= Anitta text =

Oldest known text in an Indo-European language

The Anitta text also known as Deeds of Anitta, is the oldest known text in the Hittite language, and the oldest known text in an Indo-European language overall. It is said to have been authored by King Anitta. It is dated to 1700 BCE.

It is considered by Alfonso Archi as originally written in Akkadian language and Old Assyrian script, at the time Anitta ruled from Kanesh, when Assur colonies were still in Anatolia. This text seems to represent a cuneiform record of Anitta's inscriptions at Kanesh too, perhaps compiled by Hattusili I, one of the earliest Hittite kings of Hattusa.

It also indicates that Anitta's father conquered Neša (Kanesh, Kültepe), which became an important city within the kingdom of Kuššara.

During his own reign, Anitta defeated Huzziya, the last recorded king of Zalpuwa, and the Hattic king Piyusti and then conquered his capital at the site of the future Hittite capital of Hattusa. He then destroyed the city, sowed the ground with weeds, and laid a curse on the site.

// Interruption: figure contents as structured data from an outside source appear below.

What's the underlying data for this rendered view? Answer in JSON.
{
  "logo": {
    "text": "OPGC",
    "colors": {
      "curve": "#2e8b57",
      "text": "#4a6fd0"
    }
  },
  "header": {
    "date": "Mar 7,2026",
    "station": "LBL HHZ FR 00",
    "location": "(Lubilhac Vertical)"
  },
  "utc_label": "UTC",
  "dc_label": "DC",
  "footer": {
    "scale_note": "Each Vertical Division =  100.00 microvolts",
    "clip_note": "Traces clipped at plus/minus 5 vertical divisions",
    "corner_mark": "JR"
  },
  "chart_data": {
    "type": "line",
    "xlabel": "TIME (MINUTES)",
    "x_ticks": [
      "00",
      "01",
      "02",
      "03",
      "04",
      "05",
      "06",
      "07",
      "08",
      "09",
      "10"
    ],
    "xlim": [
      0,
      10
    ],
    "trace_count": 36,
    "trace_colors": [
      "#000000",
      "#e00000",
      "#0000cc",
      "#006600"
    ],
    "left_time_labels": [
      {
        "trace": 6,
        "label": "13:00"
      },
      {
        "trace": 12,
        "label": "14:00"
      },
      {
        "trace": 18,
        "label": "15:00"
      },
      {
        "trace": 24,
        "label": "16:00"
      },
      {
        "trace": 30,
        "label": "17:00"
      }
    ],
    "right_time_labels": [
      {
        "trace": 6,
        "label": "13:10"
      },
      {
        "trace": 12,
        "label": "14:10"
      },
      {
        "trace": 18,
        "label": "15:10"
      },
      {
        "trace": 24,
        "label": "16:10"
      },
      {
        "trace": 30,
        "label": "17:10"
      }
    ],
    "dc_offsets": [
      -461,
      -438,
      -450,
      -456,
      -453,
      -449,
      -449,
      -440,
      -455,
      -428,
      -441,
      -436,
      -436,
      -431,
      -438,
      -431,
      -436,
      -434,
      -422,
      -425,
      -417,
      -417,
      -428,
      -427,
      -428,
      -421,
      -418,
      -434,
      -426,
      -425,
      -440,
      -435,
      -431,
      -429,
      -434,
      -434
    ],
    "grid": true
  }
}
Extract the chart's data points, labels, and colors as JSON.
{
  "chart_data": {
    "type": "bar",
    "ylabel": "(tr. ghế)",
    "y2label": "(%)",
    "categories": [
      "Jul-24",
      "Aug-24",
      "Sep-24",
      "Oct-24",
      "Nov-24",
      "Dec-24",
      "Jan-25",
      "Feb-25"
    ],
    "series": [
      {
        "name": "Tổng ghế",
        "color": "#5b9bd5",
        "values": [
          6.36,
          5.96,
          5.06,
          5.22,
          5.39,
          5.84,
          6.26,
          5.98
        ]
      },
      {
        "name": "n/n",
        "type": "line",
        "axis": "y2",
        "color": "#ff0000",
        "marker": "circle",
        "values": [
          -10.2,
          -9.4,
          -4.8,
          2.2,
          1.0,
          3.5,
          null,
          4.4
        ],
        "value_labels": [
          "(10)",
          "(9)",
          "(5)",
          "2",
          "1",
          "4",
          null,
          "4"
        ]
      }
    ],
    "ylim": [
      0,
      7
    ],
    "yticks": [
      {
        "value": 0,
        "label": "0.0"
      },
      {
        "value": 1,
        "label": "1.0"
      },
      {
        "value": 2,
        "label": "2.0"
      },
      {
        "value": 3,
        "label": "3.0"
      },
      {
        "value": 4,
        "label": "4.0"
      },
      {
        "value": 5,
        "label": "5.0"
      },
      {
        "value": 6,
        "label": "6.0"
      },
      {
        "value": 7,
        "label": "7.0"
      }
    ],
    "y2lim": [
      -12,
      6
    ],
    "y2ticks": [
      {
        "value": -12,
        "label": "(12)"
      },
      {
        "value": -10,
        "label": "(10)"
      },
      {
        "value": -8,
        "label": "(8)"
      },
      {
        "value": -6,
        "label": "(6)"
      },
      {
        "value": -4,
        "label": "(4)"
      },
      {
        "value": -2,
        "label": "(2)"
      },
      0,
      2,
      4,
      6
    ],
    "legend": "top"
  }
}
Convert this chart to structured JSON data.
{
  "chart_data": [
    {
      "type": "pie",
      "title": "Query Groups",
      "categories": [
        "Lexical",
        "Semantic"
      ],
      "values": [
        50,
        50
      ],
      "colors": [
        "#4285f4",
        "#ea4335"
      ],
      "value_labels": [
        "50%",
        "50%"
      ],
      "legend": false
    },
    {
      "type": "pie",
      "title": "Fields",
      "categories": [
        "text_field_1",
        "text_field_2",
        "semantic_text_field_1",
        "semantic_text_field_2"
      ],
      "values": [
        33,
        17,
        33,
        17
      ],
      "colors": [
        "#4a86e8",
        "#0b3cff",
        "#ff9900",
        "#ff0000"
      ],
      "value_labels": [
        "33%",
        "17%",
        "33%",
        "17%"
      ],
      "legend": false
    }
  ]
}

Anitta, Son of Pithana, King of Kussara, speak! He was dear to the Stormgod of Heaven, and when he was dear to the Stormgod of Heaven, the king of Nesa [verb broken off] to the king of Kussara. The king of Kussara, Pithana, came down out of the city in force, and he took the city of Nesa in the night by force. He took the King of Nesa captive, but he did not do any evil to the inhabitants of Nesa; instead, he made them mothers and fathers. After my father, Pithana, I suppressed a revolt in the same year. Whatever lands rose up in the direction of the sunrise, I defeated each of the aforementioned.

Previously, Uhna, the king of Zalpuwas, had removed our Sius from the city of Nesa to the city of Zalpuwas. But subsequently, I, Anittas, the Great King, brought our Sius back from Zalpuwas to Nesa. But Huzziyas, the king of Zalpuwas, I brought back alive to Nesa. The city of Hattusas [tablet broken] contrived. And I abandoned it. But afterwards, when it suffered famine, my goddess, Halmasuwiz, handed it over to me. And in the night I took it by force; and in its place, I sowed weeds. Whoever becomes king after me and settles Hattusas again, may the Stormgod of Heaven smite him!